Belanghebbende bezat in 2016 een eigen woning aan de [adres 1] te [woonplaats 1] . Deze woning had in 2016 een waarde van € 394.000 op grond van de Wet waardering onroerende zaken (Wet WOZ). De rente over de eigenwoningschuld bedroeg in 2016 € 24.453.
Belanghebbende was in 2016 voorts mede-eigenaar van onroerende zaken gelegen aan de [adres 2] te [woonplaats 2] en [adres 3] te [woonplaats 3] . De WOZwaarden van deze onroerende zaken bedroegen in 2016 € 94.000 respectievelijk € 206.000.
Belanghebbende is op 3 januari 2017 persoonlijk failliet verklaard en als curator is [curator] aangesteld.
Met dagtekening 28 februari 2017 is belanghebbende uitgenodigd tot het doen van aangifte IB/PVV voor het jaar 2016. Met dagtekening 6 juni 2017 is aan belanghebbende een herinnering tot het doen van aangifte verzonden. Met dagtekening 7 juli 2017 is een aanmaning tot het doen van aangifte aan belanghebbende verzonden.
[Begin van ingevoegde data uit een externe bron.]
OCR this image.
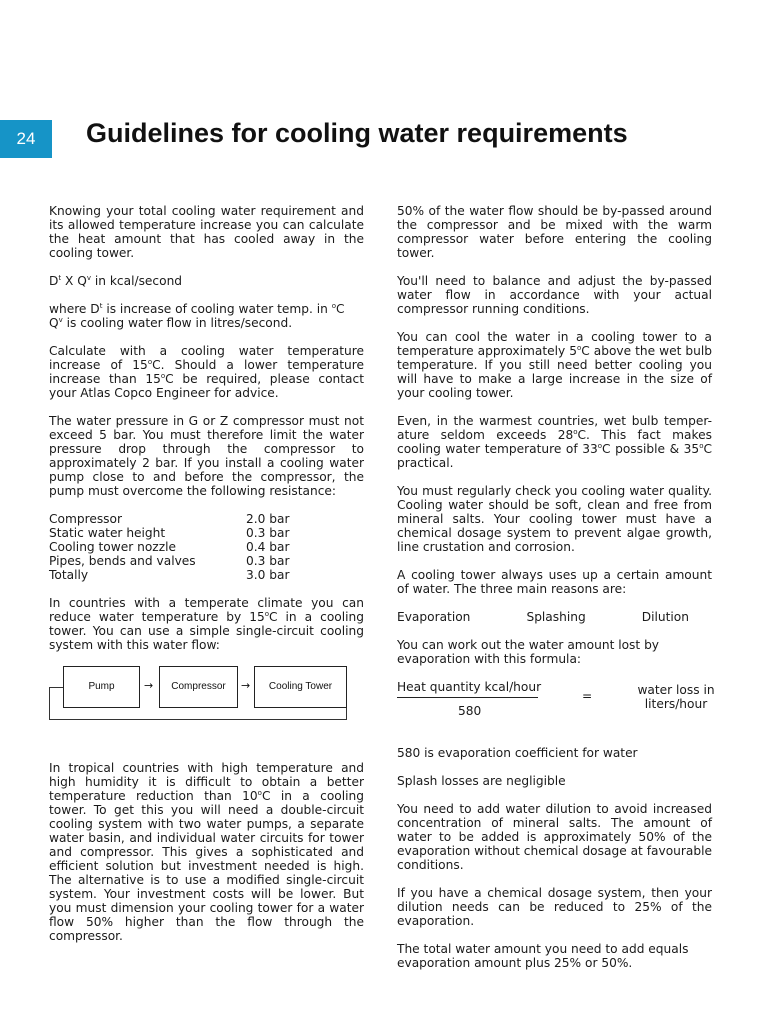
24	Guidelines for cooling water requirements

Knowing your total cooling water requirement and its allowed temperature increase you can calculate the heat amount that has cooled away in the cooling tower.

$D^t$ X $Q^v$ in kcal/second

where $D^t$ is increase of cooling water temp. in $^o$C

$Q^v$ is cooling water flow in litres/second.

Calculate with a cooling water temperature increase of 15$^o$C. Should a lower temperature increase than 15$^o$C be required, please contact your Atlas Copco Engineer for advice.

The water pressure in G or Z compressor must not exceed 5 bar. You must therefore limit the water pressure drop through the compressor to approximately 2 bar. If you install a cooling water pump close to and before the compressor, the pump must overcome the following resistance:

Compressor	2.0 bar
Static water height	0.3 bar
Cooling tower nozzle	0.4 bar
Pipes, bends and valves	0.3 bar
Totally	3.0 bar

In countries with a temperate climate you can reduce water temperature by 15$^o$C in a cooling tower. You can use a simple single-circuit cooling system with this water flow:

Pump	→	Compressor	→	Cooling Tower

In tropical countries with high temperature and high humidity it is difficult to obtain a better temperature reduction than 10$^o$C in a cooling tower. To get this you will need a double-circuit cooling system with two water pumps, a separate water basin, and individual water circuits for tower and compressor. This gives a sophisticated and efficient solution but investment needed is high. The alternative is to use a modified single-circuit system. Your investment costs will be lower. But you must dimension your cooling tower for a water flow 50% higher than the flow through the compressor.

50% of the water flow should be by-passed around the compressor and be mixed with the warm compressor water before entering the cooling tower.

You'll need to balance and adjust the by-passed water flow in accordance with your actual compressor running conditions.

You can cool the water in a cooling tower to a temperature approximately 5$^o$C above the wet bulb temperature. If you still need better cooling you will have to make a large increase in the size of your cooling tower.

Even, in the warmest countries, wet bulb temper-ature seldom exceeds 28$^o$C. This fact makes cooling water temperature of 33$^o$C possible & 35$^o$C practical.

You must regularly check you cooling water quality. Cooling water should be soft, clean and free from mineral salts. Your cooling tower must have a chemical dosage system to prevent algae growth, line crustation and corrosion.

A cooling tower always uses up a certain amount of water. The three main reasons are:

Evaporation	Splashing	Dilution

You can work out the water amount lost by evaporation with this formula:

Heat quantity kcal/hour
580
=	water loss in liters/hour

580 is evaporation coefficient for water

Splash losses are negligible

You need to add water dilution to avoid increased concentration of mineral salts. The amount of water to be added is approximately 50% of the evaporation without chemical dosage at favourable conditions.

If you have a chemical dosage system, then your dilution needs can be reduced to 25% of the evaporation.

The total water amount you need to add equals evaporation amount plus 25% or 50%.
Zowel de uitnodiging als de aanmaning zijn verzonden naar het adres van de curator: [adres 4] te [woonplaats 2] .
Met dagtekening 6 februari 2019 is aan belanghebbende, na het uitblijven van indiening van de aangifte, de onderhavige aanslag ambtshalve opgelegd met een verzuimboete. Deze aanslag is verzonden naar het – inmiddels gewijzigde – adres van de curator: [adres 5] te [woonplaats 4] .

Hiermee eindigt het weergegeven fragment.